A Dignified Death for the Younglings

{Editors Note: This is part one of a three part series concerning bits of the Star Wars movie saga. Yes, I realize this is several years too late, but my son is almost ready to watch the films and these things need rehashed.}

If you don’t give a crap about the Star Wars movies, you can stop reading here. If you know Shaak Ti’s horoscope sign in relationship to the planet she was spawned on, you might want to stop reading as well. (I’m not that fanboyish.)

If you are still reading, you might be familiar with Anakin Skywalker’s complete turn to the dark side when he kills off all the “Younglings” at the Jedi Temple in Episode 3, Revenge of the Sith. It’s a major part of the film as he not only fully envelops himself in the dark side, but he kills off the next generation of Jedi.

I have a few problems with how this was all taken care of in the film. Or suggested. Or actually skipped over.

First off, a side note… who the crap came up with the term “Younglings?” Younglings sounds like these kids are in finishing school.
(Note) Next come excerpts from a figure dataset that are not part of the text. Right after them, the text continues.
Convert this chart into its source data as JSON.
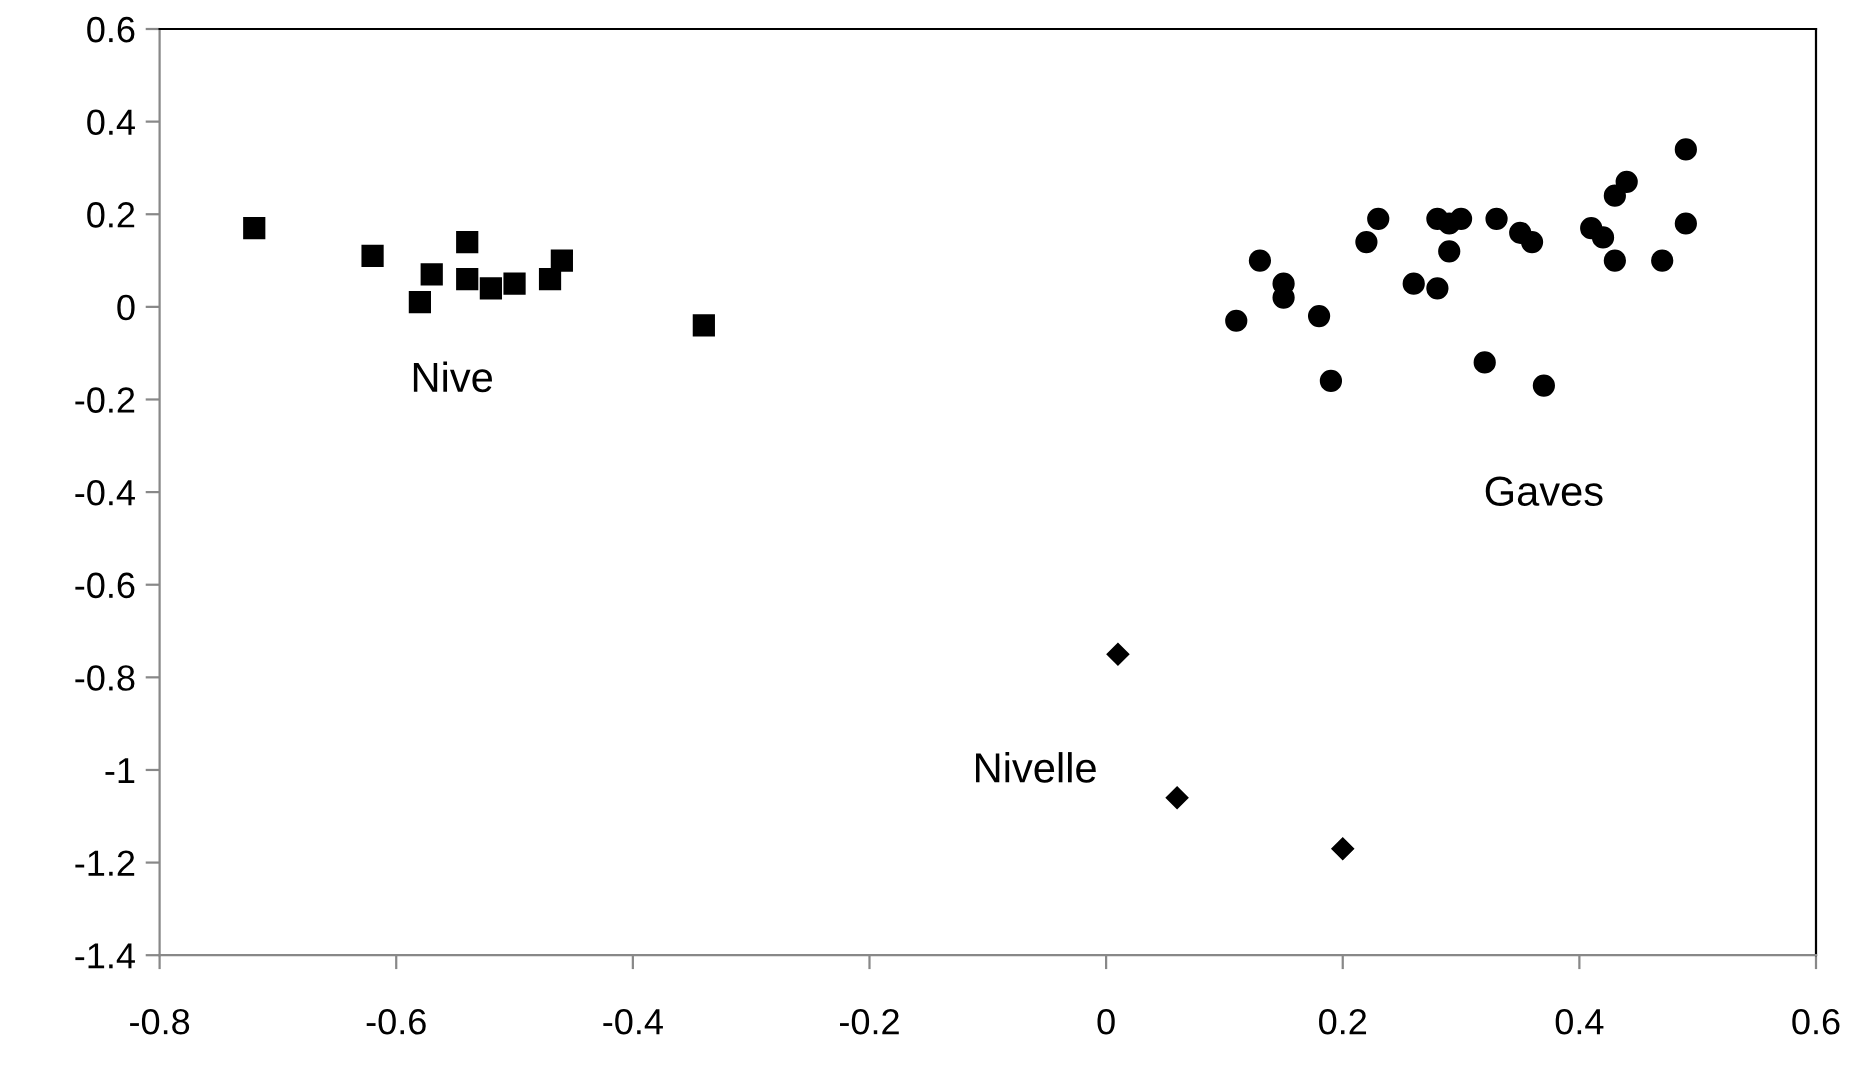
{
  "chart_data": {
    "type": "scatter",
    "xlim": [
      -0.8,
      0.6
    ],
    "xticks": [
      -0.8,
      -0.6,
      -0.4,
      -0.2,
      0,
      0.2,
      0.4,
      0.6
    ],
    "ylim": [
      -1.4,
      0.6
    ],
    "yticks": [
      -1.4,
      -1.2,
      -1,
      -0.8,
      -0.6,
      -0.4,
      -0.2,
      0,
      0.2,
      0.4,
      0.6
    ],
    "grid": false,
    "legend": false,
    "series": [
      {
        "name": "Nive",
        "color": "#000000",
        "marker": "square",
        "x": [
          -0.72,
          -0.62,
          -0.54,
          -0.57,
          -0.58,
          -0.54,
          -0.52,
          -0.5,
          -0.47,
          -0.46,
          -0.34
        ],
        "values": [
          0.17,
          0.11,
          0.14,
          0.07,
          0.01,
          0.06,
          0.04,
          0.05,
          0.06,
          0.1,
          -0.04
        ]
      },
      {
        "name": "Nivelle",
        "color": "#000000",
        "marker": "diamond",
        "x": [
          0.01,
          0.06,
          0.2
        ],
        "values": [
          -0.75,
          -1.06,
          -1.17
        ]
      },
      {
        "name": "Gaves",
        "color": "#000000",
        "marker": "circle",
        "x": [
          0.11,
          0.13,
          0.15,
          0.15,
          0.18,
          0.19,
          0.22,
          0.23,
          0.26,
          0.28,
          0.28,
          0.29,
          0.29,
          0.3,
          0.32,
          0.33,
          0.35,
          0.36,
          0.37,
          0.41,
          0.42,
          0.43,
          0.43,
          0.44,
          0.47,
          0.49,
          0.49
        ],
        "values": [
          -0.03,
          0.1,
          0.05,
          0.02,
          -0.02,
          -0.16,
          0.14,
          0.19,
          0.05,
          0.04,
          0.19,
          0.18,
          0.12,
          0.19,
          -0.12,
          0.19,
          0.16,
          0.14,
          -0.17,
          0.17,
          0.15,
          0.1,
          0.24,
          0.27,
          0.1,
          0.18,
          0.34
        ]
      }
    ]
  }
}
These tots are future Jedi pricks and should be named so. Perhaps it is a way to knock them down a notch and deflate their egos. They should either be named something totally demoralizing (like Poopypants or Twinkle Yum-Yums) or give them a weird sounding name that is actually a foreign capital (like Yangons or Andorra la Vellas.)
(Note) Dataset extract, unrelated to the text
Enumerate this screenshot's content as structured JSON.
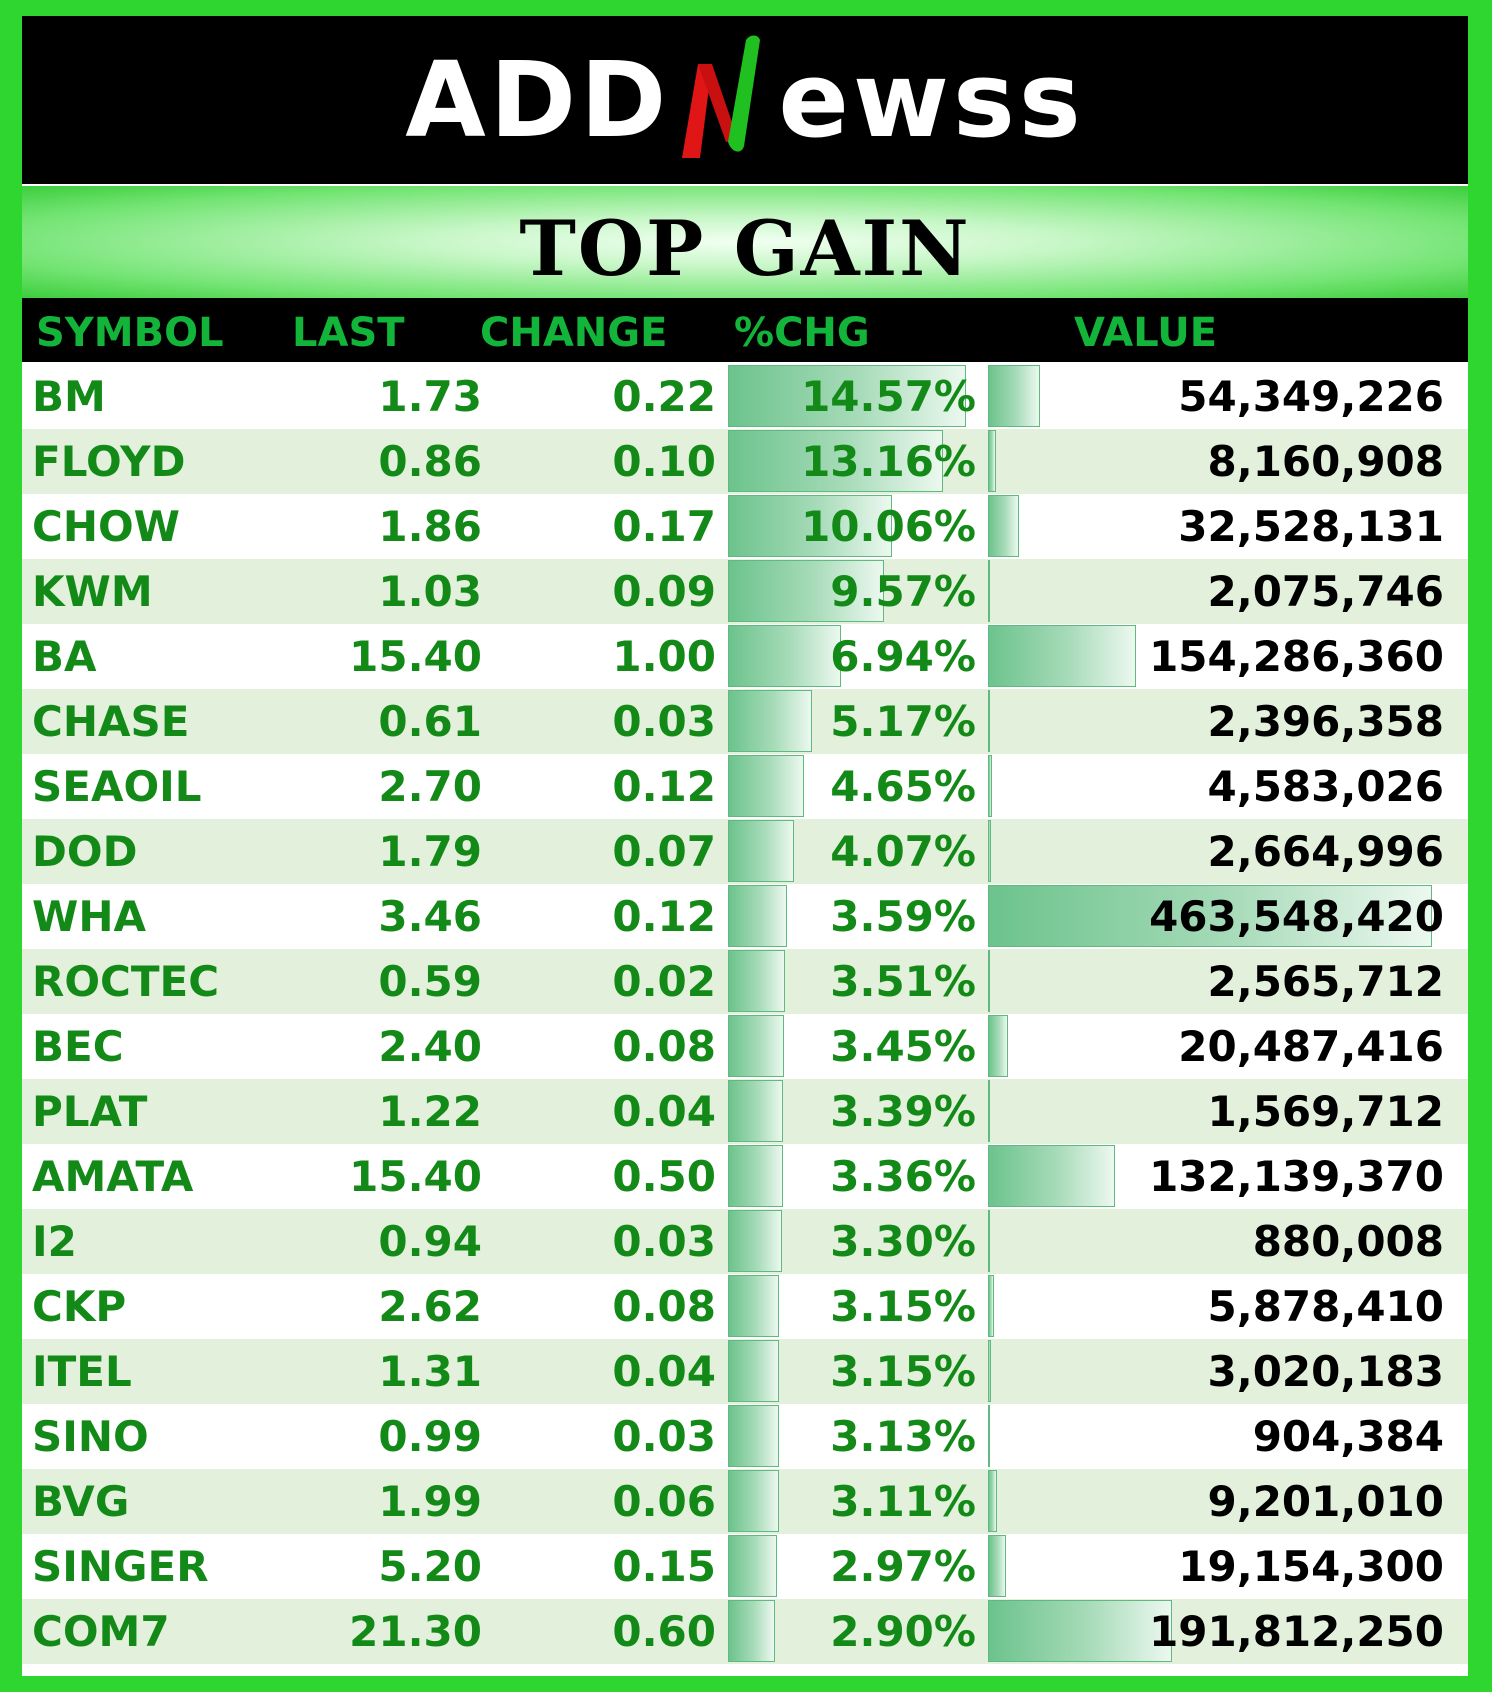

In the film, the actual murder of the Jedi and the Jedi-in-training is treated mostly like a flashback when Obi-Won catches the 11 o’clock news and sees the replay on a video screen. It was a nice way of revealing a major plot point while keeping the film safe for all audiences (i.e. pussing out.)

I should have known this is how he would play out the scene. In Episode 2, Lucas didn’t even let us see Anakin kill off a whole tribe of dirty, stinking, mommy killing Sand People. If he can’t have the main character killing off some ugly aliens, he really doesn’t have a pair of Seeker Remotes in his underwear to pull off a really good slaughter scene.
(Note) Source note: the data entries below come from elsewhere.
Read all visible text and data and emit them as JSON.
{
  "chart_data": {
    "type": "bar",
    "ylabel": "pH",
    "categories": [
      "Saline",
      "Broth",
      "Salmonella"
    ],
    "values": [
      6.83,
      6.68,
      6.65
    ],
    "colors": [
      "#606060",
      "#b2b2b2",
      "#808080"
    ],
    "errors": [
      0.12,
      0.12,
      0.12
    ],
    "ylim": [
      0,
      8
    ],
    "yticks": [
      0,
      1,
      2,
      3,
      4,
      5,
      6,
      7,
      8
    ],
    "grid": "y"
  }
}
I am not suggesting that we should have seen Anakin sauntering through the Jedi Temple killing everything like the Terminator in a Police Station. I am not in this for the blood shed. What I wanted to see was a bunch of kids working together in a hopeless battle to kill off a Jedi traitor and several battalions of Stormtroopers. These kids weren’t just in their rooms playing with Legos. They were in training to become Jedi. They should have immediately figured out what was going on and grouped together to fight off the invaders. They would have used the weapons at hand. Laying traps. Working in small groups to confuse and attack. Using their hide and seek hidey holes. Sacrificing themselves to save the others. They would have used trickery and their limited understanding of the force. And in the end, they would have all died. But at least Lucas could have given the kids some dignity.

But no. Instead, all we see are a couple of scared children, “huddled in a corner,” asking Anakin who is going to fight their battle for them. Anakin fires up his light saber and we are left to assume the obvious. Anakin is going to kill the children. Does having them fight back make him any less evil? I can see the argument that killing innocent children is more evil than killing kids that are fighting back. But these were not normal kids.

It should have been similar to the battles in the Ender’s Game novel. A group of outnumbered, out muscled kids kicking ass against extraordinary odds. Or Toy Soldier, where kids use their cunning, toy airplanes and the death of Wesley Crusher to hold out against kidnappers. Anyone remember TAPS? I’d even take a bit of the fucking Goonies where the kids fight off self doubt and puberty.

In the end of Sith, all the kids die. Because they had too. But they didn’t have to die cowering in a corner or slashed in the back as they ran in a panic. Give the kids some dignity. The least he could have done was have Yoda say they died fighting the best they could. Or hinted at how there was a last stand. Instead, we are left to remember these young kids as cowering innocents. And I think that is a travesty.

1 comment:

Anonymous said...

Yo Juan, that was a very well thought of critique. I'd rate it above the Independent Contractor theory put forth in the movie Clerks.